Supported Lipid Bilayers (SLBs) are model biological membranes that have been developed to study the interactions between biomolecules in a cell membrane. Though forming SLBs is relatively easy, their formation mechanism remains a topic of debate. When buffered solutions containing phosphatidylcholine vesicles are flowed over a silicon dioxide (SiO₂) surface they adsorb intact to the surface to form a Supported Vesicle Layer (SVL) if the pH of the buffer is above 9. We have run experiments with buffers with a pH at or above 9 to study the kinetics of the adsorption of 1,2-dioleoyl-sn-glycero-3-phosphocholine (DOPC) vesicles to an SiO₂ surface, which is the first step in the formation of an SLB. We used a quartz crystal microbalance (QCM) to monitor the real-time changes in the mass of the SVL as it formed from solutions with different lipid concentrations.

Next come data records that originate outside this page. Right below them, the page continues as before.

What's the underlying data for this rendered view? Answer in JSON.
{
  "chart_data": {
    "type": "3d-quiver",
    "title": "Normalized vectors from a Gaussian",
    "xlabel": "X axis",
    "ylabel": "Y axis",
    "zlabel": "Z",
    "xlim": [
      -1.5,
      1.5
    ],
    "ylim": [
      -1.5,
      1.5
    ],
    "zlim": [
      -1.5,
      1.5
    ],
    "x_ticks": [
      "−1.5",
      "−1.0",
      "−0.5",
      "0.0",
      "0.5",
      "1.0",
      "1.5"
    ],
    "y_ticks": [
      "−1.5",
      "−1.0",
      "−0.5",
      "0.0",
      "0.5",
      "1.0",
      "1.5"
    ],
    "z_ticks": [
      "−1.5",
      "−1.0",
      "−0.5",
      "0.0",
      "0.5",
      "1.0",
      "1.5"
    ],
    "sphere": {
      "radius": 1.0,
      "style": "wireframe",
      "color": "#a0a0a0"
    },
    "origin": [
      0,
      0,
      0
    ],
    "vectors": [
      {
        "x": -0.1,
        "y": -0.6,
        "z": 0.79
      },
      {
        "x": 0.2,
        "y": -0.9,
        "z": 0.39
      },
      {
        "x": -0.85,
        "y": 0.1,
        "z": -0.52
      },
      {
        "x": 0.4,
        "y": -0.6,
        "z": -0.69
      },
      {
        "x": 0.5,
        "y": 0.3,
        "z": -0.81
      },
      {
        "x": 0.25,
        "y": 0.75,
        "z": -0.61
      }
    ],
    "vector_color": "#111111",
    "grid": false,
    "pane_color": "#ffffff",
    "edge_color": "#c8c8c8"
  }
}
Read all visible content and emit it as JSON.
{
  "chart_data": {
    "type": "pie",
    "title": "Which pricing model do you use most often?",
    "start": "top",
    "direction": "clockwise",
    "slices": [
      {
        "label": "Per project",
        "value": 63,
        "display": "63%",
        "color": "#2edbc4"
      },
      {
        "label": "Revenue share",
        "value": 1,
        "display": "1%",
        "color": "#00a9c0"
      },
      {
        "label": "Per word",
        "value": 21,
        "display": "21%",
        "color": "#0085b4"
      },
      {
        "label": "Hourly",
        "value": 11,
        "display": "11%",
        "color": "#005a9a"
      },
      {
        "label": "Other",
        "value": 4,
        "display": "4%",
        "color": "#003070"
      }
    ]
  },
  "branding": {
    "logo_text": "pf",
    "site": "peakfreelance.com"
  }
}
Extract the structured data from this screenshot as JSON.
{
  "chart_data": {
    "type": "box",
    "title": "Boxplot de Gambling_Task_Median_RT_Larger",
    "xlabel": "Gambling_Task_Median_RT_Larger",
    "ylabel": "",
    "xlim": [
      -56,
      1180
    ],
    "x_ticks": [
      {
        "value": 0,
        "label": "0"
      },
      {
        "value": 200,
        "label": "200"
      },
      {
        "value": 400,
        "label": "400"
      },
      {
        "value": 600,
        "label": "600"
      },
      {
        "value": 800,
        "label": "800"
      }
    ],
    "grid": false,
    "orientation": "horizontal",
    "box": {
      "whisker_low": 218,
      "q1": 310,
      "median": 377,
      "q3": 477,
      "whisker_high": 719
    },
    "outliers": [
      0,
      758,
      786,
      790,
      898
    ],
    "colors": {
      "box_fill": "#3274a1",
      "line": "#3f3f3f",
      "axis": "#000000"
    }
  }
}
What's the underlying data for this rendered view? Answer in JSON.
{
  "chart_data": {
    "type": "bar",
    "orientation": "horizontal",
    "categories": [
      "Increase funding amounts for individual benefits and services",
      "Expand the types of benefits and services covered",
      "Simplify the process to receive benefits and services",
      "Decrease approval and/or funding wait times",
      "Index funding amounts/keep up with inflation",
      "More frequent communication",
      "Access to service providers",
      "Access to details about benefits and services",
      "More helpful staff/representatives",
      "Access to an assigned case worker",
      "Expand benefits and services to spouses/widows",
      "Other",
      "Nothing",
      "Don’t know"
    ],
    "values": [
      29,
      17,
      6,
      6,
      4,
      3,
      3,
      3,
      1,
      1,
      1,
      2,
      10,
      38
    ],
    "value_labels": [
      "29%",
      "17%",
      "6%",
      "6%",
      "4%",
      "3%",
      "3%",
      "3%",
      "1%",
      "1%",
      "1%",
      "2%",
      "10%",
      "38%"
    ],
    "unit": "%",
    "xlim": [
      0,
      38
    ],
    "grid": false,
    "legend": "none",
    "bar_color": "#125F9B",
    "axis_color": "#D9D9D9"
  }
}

Increases in the maximum frequency change with increasing lipid concentration indicated that both adsorption and desorption of DOPC vesicles were occurring, and that an equilibrium was established between the DOPC vesicles in the SVL and in the bulk solution. From the data acquired we were able to determine that the equilibrium constant for the adsorption and desorption of DOPC vesicles was 18 ± 1. The data was fitted to a Langmuir adsorption model from which the rate constants for the adsorption and desorption of DOPC vesicles were determined to be k_a = (0.0107 ± 0.0004) mL mg⁻¹ s⁻¹ and k_d = (5.8 ± 0.3) × 10⁻⁴ s⁻¹. The best fit to the experimental data was achieved if a parameter (α = (0.035 ± 0.003) s⁻¹) was used to account for the time taken for the lipid concentration to reach its steady state value in the flow cell used in the experiments.